Having been listed as one of Forbes 100 Most Influential Young Africans 2018, Obinwanne Okeke (Invictus Obi) is a celebrated entrepreneur in Nigeria. Only for the news to break out that he has been arrested by the Federal Bureau of Investigation (FBI) for defrauding Unatrac Limited to the tune of $11 million.
If you convert that to Naira, at the rate of 360 Naira to a dollar, that’s over 4 billion Naira! The saddest thing about the whole situation is that the fraud happened under the nose of Unatrac Limited’s Chief Financial Officer (CFO).
15 illegal transactions within 8 days!
According to the affidavit released by Marshall Ward of FBI in supporting the arrest of Mr Obi, the illegal transactions were successful because the CFO fell for phishing. In case you are not aware, phishing is a hacking technique in which a hacker disguises as a staff of an account provider and persuades a targeted victim to click a link so as to resolve a problem with the account. The utmost aim is to steal the login details of the targeted victim.
Aside from falling for the phishing scam, it was also stated in the affidavit that Mr Obi and his accomplices changed the email settings of the CFO. Emails sent to the CFO from the members of the Finance Team were automatically marked as read and moved to a separate folder outside the inbox.
This means there was a slight change in the inbox settings of the CFO within the period; however, he didn’t notice. With all this information from the affidavit, it can be said that the CFO’s lack of cybersecurity knowledge cost his company millions of dollars.
If the CFO had been trained in cybersecurity, the situation might have been different. This is because, in cybersecurity classes, people are taught how to protect themselves from viruses, malware, phishing, and other online vices. If the CFO had attended a cybersecurity class, he would have known that the email sent to him was dubious.

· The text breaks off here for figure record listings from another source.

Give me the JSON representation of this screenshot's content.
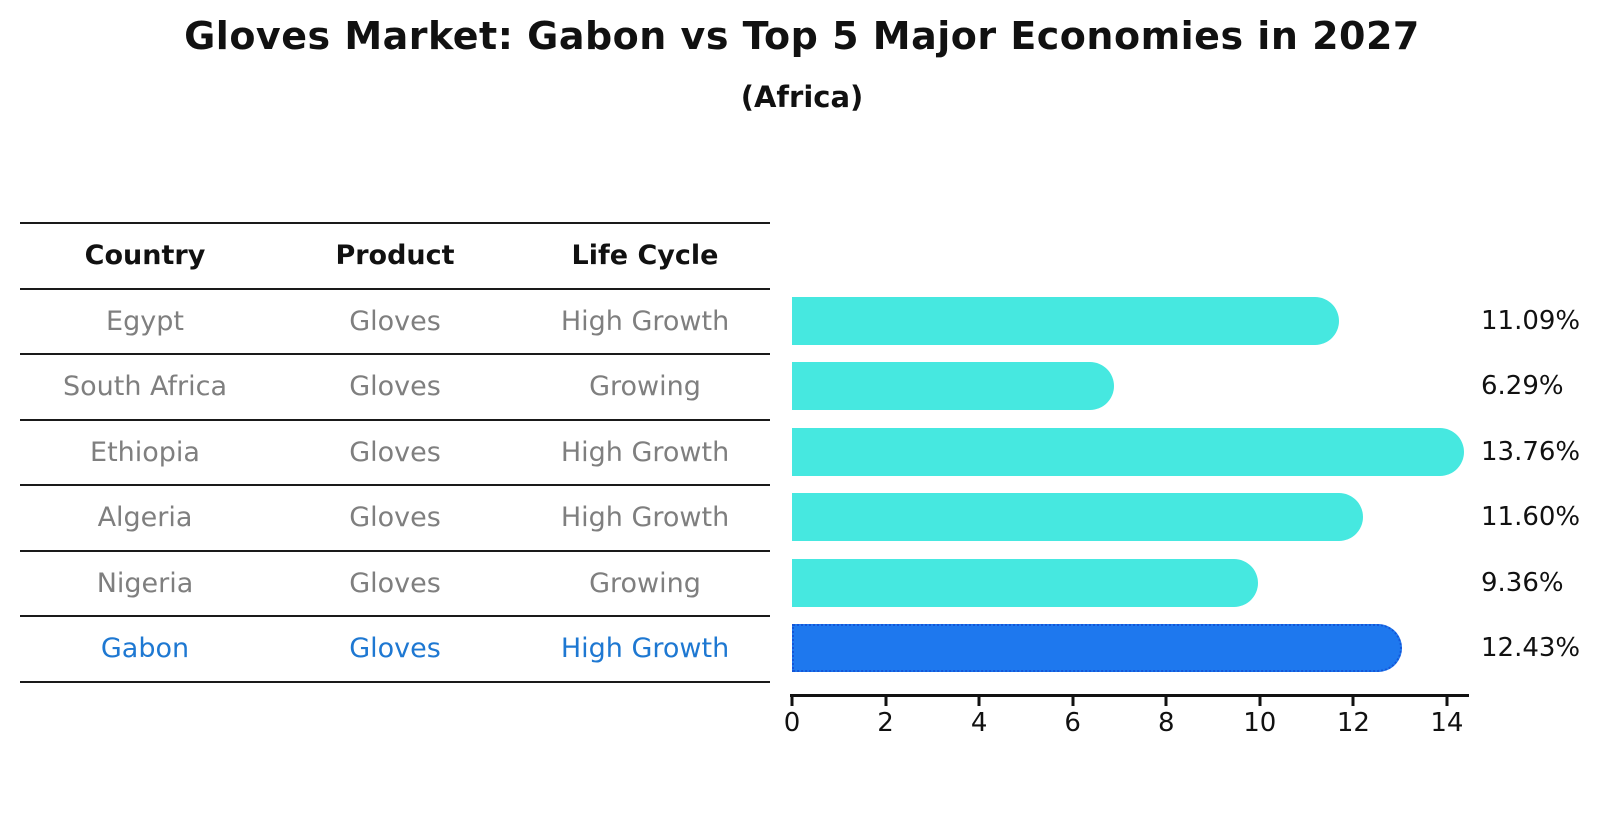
{
  "title": "Gloves Market: Gabon vs Top 5 Major Economies in 2027",
  "subtitle": "(Africa)",
  "table": {
    "headers": [
      "Country",
      "Product",
      "Life Cycle"
    ],
    "rows": [
      {
        "country": "Egypt",
        "product": "Gloves",
        "life_cycle": "High Growth",
        "highlight": false
      },
      {
        "country": "South Africa",
        "product": "Gloves",
        "life_cycle": "Growing",
        "highlight": false
      },
      {
        "country": "Ethiopia",
        "product": "Gloves",
        "life_cycle": "High Growth",
        "highlight": false
      },
      {
        "country": "Algeria",
        "product": "Gloves",
        "life_cycle": "High Growth",
        "highlight": false
      },
      {
        "country": "Nigeria",
        "product": "Gloves",
        "life_cycle": "Growing",
        "highlight": false
      },
      {
        "country": "Gabon",
        "product": "Gloves",
        "life_cycle": "High Growth",
        "highlight": true
      }
    ]
  },
  "chart_data": {
    "type": "bar",
    "orientation": "horizontal",
    "title": "Gloves Market: Gabon vs Top 5 Major Economies in 2027",
    "subtitle": "(Africa)",
    "categories": [
      "Egypt",
      "South Africa",
      "Ethiopia",
      "Algeria",
      "Nigeria",
      "Gabon"
    ],
    "values": [
      11.09,
      6.29,
      13.76,
      11.6,
      9.36,
      12.43
    ],
    "value_labels": [
      "11.09%",
      "6.29%",
      "13.76%",
      "11.60%",
      "9.36%",
      "12.43%"
    ],
    "unit": "%",
    "highlight_index": 5,
    "x_ticks": [
      0,
      2,
      4,
      6,
      8,
      10,
      12,
      14
    ],
    "xlim": [
      0,
      14.45
    ],
    "grid": false,
    "legend": false,
    "colors": {
      "bar_default": "#46e8e0",
      "bar_highlight": "#1e78ee",
      "bar_highlight_border": "#1456d8",
      "highlight_text": "#1e78d2",
      "row_text": "#7f7f7f",
      "header_text": "#111111"
    }
  }
}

He could have noticed the changes in his email inbox settings, too.
The lesson here for companies is that they should make cybersecurity training a must for their employees, both old and new. Besides, antivirus and antimalware should be installed on the companies’ servers, including the email servers.
Doing these would help prevent the case of identity theft and the stress of speaking to EFCC or FBI to help recoup your stolen money.